Stylist OS is a JSON-powered mock dashboard for a personal stylist named Jordan Blake
(4.8 stars, 8 years experience). The app is organized into four tabs — Clients, Wardrobe,
Outfits, and Schedule — which are the only interactive elements on the page. Each tab
switches the content panel below to display the corresponding list of items loaded from
JSON data. All displayed items are static and non-interactive.
Clients Tab
Displays a list of clients (e.g., Sarah Mitchell, Marcus Johnson) with their style preference, body type, and preferred color palette tags.
Wardrobe Tab
Lists wardrobe items (e.g., Black Blazer, Cream Linen Shirt) with brand, category, color tag, and price. All entries are read-only.
Outfits Tab
Shows saved outfit combinations (e.g., Office Professional, Weekend Casual) with occasion, season, a star rating, and a wear count.
Schedule Tab
Displays upcoming appointments (e.g., fullStyling, consultation) with date, time, and location. Session types appear in raw camelCase format (e.g., "fullStyling" instead of "Full Styling").
Things That Didn't Work As Expected
No items are clickable or expandable.
Every card under all four tabs — clients, wardrobe pieces, outfits, and appointments —
appears as a static display card with no detail view, edit mode, or drill-down interaction.
For a "dashboard" tool, the expectation is that clicking a client or outfit would reveal
more information or options.
Schedule session types are displayed in raw camelCase.
Appointment types like "fullStyling" and "consultation" appear exactly as written in the
JSON, without any formatting applied. These should be human-readable labels
(e.g., "Full Styling Session", "Consultation").
No cross-tab relationships are surfaced.
There is no visible connection between tabs — for example, a client card doesn't link to
their associated outfits, and a wardrobe item doesn't indicate which outfit it belongs to.
The data feels siloed rather than interconnected.
Stylist profile header is fully static.
The name, star rating, and years of experience shown at the top are fixed display values
with no indication of where they come from or whether they can be updated.
Prompt to Improve the App
You are improving a JSON-powered stylist management dashboard called Stylist OS.
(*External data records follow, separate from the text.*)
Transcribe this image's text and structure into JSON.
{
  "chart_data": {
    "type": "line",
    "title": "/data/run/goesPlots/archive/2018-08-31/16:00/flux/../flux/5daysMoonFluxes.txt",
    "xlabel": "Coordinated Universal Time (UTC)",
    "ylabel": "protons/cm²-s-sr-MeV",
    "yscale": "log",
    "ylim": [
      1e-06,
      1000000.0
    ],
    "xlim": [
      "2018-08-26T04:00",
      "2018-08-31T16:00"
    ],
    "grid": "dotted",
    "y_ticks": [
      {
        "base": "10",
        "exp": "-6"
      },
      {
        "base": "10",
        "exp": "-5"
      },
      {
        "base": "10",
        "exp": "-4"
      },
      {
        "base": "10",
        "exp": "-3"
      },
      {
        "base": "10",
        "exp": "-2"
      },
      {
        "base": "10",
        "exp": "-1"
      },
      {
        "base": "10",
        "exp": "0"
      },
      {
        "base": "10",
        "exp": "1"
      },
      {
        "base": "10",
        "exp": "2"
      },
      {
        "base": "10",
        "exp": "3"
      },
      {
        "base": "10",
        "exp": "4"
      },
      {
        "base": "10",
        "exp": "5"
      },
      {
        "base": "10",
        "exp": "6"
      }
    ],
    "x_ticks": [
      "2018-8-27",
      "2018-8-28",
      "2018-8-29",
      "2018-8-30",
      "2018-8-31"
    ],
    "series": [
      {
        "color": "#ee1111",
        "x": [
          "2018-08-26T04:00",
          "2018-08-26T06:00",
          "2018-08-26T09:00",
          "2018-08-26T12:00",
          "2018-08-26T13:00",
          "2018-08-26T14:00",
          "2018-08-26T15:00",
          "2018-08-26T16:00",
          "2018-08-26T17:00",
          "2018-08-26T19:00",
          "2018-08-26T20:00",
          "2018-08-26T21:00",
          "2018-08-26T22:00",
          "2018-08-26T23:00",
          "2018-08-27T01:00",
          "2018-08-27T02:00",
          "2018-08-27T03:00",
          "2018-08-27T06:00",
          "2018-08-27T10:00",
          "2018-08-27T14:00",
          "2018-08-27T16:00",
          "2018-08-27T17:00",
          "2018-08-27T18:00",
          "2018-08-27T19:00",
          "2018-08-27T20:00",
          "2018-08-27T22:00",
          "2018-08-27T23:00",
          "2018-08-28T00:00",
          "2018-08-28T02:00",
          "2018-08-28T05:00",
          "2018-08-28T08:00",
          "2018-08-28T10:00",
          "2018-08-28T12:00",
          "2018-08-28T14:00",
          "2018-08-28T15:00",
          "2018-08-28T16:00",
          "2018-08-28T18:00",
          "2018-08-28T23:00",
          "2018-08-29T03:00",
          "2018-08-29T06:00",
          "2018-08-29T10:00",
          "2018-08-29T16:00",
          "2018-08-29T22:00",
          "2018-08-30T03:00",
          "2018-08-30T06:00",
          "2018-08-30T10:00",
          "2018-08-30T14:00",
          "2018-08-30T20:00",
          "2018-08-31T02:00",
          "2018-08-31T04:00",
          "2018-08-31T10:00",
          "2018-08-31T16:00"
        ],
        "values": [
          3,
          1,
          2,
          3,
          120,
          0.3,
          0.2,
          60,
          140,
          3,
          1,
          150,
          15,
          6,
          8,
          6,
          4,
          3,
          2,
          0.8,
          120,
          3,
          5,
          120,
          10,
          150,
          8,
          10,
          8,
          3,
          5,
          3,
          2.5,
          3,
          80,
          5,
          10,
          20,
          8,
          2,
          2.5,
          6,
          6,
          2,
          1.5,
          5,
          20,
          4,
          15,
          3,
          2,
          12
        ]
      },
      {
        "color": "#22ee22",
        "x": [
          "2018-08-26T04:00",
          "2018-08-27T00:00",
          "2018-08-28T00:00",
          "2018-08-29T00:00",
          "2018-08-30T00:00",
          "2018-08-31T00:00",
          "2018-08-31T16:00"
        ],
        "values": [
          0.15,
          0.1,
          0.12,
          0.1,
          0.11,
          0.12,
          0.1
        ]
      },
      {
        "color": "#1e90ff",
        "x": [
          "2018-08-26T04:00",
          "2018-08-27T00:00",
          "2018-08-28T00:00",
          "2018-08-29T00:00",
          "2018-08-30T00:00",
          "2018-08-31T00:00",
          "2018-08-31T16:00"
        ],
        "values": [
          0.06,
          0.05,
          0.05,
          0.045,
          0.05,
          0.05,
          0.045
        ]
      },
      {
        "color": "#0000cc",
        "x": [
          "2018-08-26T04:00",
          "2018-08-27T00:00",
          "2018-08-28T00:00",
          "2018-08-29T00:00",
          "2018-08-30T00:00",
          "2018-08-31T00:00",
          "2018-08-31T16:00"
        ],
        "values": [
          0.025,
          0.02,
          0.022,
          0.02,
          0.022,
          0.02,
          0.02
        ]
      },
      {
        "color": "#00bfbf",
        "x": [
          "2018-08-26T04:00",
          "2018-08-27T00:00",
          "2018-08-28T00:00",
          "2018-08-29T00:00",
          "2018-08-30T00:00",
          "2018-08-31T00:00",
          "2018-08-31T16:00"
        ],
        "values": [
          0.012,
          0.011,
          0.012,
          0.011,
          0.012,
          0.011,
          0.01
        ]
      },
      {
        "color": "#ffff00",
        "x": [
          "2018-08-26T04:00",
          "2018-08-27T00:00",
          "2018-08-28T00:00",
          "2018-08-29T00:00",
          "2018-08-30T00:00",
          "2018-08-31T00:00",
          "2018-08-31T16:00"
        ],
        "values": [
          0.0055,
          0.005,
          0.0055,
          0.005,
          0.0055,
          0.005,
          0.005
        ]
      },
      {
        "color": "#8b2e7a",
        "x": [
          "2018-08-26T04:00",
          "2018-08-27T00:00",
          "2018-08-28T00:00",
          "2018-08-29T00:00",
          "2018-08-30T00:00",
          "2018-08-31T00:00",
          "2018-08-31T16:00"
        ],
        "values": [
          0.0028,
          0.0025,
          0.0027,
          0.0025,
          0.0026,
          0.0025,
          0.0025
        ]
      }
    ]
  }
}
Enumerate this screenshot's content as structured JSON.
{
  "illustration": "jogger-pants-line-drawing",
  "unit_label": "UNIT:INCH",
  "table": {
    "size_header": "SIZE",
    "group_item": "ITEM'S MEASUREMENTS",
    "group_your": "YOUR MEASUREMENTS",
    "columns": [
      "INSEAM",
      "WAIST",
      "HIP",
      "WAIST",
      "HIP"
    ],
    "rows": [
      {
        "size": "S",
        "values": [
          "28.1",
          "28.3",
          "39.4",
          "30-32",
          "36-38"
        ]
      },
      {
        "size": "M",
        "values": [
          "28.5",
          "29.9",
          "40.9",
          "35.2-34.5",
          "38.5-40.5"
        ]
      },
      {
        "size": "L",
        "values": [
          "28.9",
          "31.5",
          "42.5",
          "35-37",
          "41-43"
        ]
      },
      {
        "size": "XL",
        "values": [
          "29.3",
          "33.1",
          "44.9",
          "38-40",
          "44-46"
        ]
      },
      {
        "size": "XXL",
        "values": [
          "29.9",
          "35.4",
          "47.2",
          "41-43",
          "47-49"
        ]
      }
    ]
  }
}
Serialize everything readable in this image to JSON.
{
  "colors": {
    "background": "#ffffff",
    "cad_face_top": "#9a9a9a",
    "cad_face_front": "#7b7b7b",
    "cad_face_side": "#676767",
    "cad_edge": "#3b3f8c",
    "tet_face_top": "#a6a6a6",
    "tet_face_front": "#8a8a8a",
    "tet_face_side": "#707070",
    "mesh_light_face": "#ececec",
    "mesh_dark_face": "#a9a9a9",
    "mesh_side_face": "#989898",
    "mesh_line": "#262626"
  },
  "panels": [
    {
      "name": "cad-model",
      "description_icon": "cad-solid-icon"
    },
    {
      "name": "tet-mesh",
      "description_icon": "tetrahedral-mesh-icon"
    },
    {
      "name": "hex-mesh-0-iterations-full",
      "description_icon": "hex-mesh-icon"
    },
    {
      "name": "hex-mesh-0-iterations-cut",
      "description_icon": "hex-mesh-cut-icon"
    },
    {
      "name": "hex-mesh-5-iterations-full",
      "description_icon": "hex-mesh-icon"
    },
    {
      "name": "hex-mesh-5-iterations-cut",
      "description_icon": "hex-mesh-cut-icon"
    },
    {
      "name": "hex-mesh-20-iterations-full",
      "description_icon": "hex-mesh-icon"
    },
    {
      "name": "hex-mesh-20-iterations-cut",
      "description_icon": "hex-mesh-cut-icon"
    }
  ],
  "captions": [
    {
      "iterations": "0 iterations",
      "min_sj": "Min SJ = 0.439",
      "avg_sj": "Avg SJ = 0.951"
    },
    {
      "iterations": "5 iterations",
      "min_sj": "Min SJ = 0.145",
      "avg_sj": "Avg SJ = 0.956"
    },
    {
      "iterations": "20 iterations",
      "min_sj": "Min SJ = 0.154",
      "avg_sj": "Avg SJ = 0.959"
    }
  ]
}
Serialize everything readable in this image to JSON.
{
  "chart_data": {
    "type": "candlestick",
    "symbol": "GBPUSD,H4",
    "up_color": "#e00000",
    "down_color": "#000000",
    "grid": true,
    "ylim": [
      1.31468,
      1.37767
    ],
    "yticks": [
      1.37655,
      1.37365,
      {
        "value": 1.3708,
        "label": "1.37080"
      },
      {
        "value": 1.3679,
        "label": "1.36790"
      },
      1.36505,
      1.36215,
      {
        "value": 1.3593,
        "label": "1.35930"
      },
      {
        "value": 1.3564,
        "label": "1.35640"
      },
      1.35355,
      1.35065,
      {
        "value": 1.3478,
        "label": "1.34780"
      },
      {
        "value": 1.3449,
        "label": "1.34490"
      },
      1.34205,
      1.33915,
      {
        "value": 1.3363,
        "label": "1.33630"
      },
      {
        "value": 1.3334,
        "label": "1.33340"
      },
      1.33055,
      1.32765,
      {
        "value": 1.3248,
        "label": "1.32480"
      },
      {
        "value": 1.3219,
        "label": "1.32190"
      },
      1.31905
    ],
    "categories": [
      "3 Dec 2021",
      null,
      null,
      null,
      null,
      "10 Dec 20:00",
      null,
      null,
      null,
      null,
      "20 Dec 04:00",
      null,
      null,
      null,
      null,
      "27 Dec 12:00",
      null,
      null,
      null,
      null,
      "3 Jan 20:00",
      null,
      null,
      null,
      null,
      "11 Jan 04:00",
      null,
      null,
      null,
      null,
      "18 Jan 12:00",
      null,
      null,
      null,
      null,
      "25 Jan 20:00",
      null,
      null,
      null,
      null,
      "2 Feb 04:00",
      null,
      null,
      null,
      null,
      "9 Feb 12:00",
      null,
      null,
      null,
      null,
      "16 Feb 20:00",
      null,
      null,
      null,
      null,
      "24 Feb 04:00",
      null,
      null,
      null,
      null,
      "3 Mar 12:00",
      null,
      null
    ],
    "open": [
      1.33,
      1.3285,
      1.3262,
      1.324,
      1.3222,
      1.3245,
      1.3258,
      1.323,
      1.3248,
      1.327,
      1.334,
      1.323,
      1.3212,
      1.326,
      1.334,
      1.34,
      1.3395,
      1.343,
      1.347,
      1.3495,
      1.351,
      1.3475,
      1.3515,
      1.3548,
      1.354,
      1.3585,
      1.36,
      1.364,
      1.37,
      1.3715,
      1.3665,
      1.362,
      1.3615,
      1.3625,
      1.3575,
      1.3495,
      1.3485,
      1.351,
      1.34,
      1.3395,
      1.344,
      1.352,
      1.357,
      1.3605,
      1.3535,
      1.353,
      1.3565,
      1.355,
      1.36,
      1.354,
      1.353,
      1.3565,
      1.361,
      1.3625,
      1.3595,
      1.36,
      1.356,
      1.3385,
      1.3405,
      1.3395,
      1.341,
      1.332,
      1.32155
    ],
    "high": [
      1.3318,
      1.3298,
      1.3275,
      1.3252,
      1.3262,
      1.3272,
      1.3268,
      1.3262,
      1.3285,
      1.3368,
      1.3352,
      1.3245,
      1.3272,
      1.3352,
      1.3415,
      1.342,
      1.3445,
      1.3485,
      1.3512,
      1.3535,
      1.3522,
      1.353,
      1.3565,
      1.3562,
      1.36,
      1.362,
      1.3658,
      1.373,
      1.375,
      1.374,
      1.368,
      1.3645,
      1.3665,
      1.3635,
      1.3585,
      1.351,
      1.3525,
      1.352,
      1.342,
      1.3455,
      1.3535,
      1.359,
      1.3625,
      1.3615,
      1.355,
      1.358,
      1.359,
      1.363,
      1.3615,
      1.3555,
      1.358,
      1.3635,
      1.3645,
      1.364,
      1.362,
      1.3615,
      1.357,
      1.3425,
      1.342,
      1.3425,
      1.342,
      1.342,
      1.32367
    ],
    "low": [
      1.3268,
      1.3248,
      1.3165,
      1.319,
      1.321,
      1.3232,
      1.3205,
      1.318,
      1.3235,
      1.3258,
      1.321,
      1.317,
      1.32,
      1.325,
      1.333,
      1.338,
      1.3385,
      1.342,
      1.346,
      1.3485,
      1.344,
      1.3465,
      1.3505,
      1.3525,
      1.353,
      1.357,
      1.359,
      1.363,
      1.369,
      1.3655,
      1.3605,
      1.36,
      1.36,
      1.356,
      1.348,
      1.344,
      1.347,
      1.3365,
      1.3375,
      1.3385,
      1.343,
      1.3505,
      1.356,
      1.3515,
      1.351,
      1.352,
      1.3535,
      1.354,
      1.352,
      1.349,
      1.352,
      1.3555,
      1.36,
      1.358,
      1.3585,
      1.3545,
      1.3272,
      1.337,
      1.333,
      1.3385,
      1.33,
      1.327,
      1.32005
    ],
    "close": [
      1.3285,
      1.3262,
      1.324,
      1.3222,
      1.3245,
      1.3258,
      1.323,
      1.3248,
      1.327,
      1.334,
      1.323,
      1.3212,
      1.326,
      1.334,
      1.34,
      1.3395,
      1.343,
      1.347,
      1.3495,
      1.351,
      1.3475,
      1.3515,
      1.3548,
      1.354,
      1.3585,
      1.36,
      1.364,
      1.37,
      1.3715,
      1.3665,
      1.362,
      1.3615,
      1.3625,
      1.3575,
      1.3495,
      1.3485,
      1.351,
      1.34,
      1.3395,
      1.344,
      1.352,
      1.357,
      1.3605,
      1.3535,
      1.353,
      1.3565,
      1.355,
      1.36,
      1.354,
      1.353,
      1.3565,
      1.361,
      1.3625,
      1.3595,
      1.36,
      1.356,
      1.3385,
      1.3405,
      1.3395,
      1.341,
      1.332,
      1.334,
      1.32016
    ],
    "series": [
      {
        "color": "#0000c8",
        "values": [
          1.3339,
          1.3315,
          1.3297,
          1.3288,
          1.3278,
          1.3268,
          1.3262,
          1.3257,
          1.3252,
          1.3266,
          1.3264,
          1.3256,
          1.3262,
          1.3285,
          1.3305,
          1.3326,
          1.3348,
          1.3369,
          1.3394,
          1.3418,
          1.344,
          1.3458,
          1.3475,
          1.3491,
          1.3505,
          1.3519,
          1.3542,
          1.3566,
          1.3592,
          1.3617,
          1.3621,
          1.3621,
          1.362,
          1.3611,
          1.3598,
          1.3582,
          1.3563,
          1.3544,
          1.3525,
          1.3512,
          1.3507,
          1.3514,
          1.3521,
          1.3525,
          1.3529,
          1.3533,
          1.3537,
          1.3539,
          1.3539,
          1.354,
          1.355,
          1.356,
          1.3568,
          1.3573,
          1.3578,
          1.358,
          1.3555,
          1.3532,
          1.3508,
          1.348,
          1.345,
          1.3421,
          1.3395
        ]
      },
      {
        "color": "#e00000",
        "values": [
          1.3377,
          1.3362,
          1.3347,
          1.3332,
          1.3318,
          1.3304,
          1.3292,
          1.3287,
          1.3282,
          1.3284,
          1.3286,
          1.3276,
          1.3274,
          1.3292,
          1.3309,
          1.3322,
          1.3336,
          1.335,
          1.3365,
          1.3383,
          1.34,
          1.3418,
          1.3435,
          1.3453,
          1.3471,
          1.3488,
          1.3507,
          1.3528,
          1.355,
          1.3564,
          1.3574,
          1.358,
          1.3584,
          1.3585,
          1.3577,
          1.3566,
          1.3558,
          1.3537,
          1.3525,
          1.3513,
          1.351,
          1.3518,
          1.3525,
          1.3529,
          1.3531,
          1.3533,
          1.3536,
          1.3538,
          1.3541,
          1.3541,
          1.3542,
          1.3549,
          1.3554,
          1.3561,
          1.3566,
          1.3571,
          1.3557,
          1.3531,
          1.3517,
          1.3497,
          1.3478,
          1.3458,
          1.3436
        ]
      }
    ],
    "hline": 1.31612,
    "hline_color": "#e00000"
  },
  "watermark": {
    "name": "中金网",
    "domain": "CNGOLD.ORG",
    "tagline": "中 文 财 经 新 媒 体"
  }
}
The app has four tabs (Clients, Wardrobe, Outfits, Schedule) that display static
lists of items. Please make the following improvements:
1. CLICKABLE ITEM CARDS: Make each card in all four tabs expandable on click.
Clicking a card should reveal an expanded detail view inline (accordion style)
showing all available JSON fields for that item. Clicking again collapses it.
Add a subtle chevron icon on each card to indicate it is interactive.
2. SCHEDULE — FORMAT SESSION TYPES: Apply a formatting function to all session
type strings so that camelCase values (e.g., "fullStyling") are automatically
converted to human-readable title case (e.g., "Full Styling") before display.
3. CROSS-TAB RELATIONSHIPS: In each Client card's expanded view, show a list of
outfits from the Outfits tab that are associated with that client (matched by
clientId or name). Similarly, in each Outfit card's expanded view, list the
wardrobe items it contains by referencing their IDs.
4. STYLIST PROFILE EDIT: Add a small edit icon next to the stylist name and rating
in the header. Clicking it opens an inline form to update the name, rating, and
years of experience, with a Save button that updates the display immediately.
Keep the existing dark theme, tab navigation structure, and JSON-driven data.
Do not remove any existing features — only extend them.